Baca Juga: Prabowo Apresiasi Kapolri: Bantu Produksi Pangan hingga Terjun Beri Makan Bergizi
Namun, Dedi mengakui bahwa proyek ini masih berada di tahap yang sangat awal. "Kami mengakui bahwa teknologi ini masih dalam tahap pengembangan awal dan akan terus belajar dari praktik terbaik negara-negara maju," ujar dia.
Sementara itu, Direktur Utama PT Sari Teknologi, Yohanes Kurnia Widjaja menyanggah anggapan pembentukan unit robot polisi merupakan pemborosan anggaran. Selaku operator yang bekerja sama dengan Polri untuk unit canggih tersebut, Yohanes menyebut kepolisian tak mengeluarkan anggaran sepeserpun. Sebab, kerja sama polisi dengan Sari Teknologi bukanlah urusan bisnis.

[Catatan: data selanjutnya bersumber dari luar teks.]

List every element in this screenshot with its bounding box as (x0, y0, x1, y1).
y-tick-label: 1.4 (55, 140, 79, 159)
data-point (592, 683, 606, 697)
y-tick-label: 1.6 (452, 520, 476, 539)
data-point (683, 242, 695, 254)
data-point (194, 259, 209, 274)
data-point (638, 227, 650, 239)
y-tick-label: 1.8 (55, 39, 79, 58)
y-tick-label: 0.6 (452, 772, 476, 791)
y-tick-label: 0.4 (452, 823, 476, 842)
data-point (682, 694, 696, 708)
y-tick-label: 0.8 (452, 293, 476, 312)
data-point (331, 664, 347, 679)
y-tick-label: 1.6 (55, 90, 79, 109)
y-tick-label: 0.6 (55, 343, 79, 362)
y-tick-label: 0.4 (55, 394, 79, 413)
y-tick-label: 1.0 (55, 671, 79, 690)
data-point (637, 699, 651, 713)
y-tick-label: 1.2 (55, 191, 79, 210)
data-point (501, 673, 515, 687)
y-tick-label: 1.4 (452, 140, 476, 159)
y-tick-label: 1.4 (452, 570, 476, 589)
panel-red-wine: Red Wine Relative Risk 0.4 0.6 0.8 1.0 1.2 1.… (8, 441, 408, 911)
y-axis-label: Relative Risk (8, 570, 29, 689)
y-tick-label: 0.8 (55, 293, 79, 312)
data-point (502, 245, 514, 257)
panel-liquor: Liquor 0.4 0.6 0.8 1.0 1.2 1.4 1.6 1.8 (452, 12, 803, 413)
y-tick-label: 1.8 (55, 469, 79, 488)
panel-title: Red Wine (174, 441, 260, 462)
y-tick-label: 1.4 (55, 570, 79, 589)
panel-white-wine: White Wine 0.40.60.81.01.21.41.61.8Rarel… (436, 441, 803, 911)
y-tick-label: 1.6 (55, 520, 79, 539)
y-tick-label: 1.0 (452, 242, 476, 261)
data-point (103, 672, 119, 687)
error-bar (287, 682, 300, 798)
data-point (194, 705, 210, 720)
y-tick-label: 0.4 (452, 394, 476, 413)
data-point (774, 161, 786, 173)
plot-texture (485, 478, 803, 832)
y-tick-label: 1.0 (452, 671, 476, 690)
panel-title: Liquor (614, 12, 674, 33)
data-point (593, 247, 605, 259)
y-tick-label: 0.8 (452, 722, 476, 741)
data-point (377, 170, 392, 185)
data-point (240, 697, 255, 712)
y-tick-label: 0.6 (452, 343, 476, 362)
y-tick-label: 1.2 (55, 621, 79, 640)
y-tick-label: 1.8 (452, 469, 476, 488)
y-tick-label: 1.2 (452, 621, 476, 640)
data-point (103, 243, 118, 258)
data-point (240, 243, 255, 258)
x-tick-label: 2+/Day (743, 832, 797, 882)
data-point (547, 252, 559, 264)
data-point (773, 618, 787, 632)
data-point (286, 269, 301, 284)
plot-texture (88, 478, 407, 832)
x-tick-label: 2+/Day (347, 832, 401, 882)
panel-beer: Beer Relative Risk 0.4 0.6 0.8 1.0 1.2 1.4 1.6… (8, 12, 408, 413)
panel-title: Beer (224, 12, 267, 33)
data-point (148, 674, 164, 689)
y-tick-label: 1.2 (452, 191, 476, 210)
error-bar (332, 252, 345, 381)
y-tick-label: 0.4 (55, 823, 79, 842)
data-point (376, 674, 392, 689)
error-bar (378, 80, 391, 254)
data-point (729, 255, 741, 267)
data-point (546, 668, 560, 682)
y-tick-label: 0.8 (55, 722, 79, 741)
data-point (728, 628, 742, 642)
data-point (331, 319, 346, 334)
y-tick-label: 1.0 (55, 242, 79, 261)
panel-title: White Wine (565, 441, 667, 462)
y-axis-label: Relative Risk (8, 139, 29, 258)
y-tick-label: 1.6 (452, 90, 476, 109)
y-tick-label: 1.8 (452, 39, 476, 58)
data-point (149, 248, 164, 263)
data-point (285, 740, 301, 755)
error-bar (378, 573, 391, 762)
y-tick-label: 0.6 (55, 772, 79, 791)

Yohanes menyebut pihaknya secara sukarela membentuk unit polisi robot untuk tujuan riset. "Apa-apa bilang katanya pemborosan anggaran. Polri tidak memboroskan anggaran. Kualitasnya ini barang-barang kami, bukan barang-barangnya Polri," ujar Yohanes di kawasan Monas, Jakarta Pusat, Selasa (1/7/2025).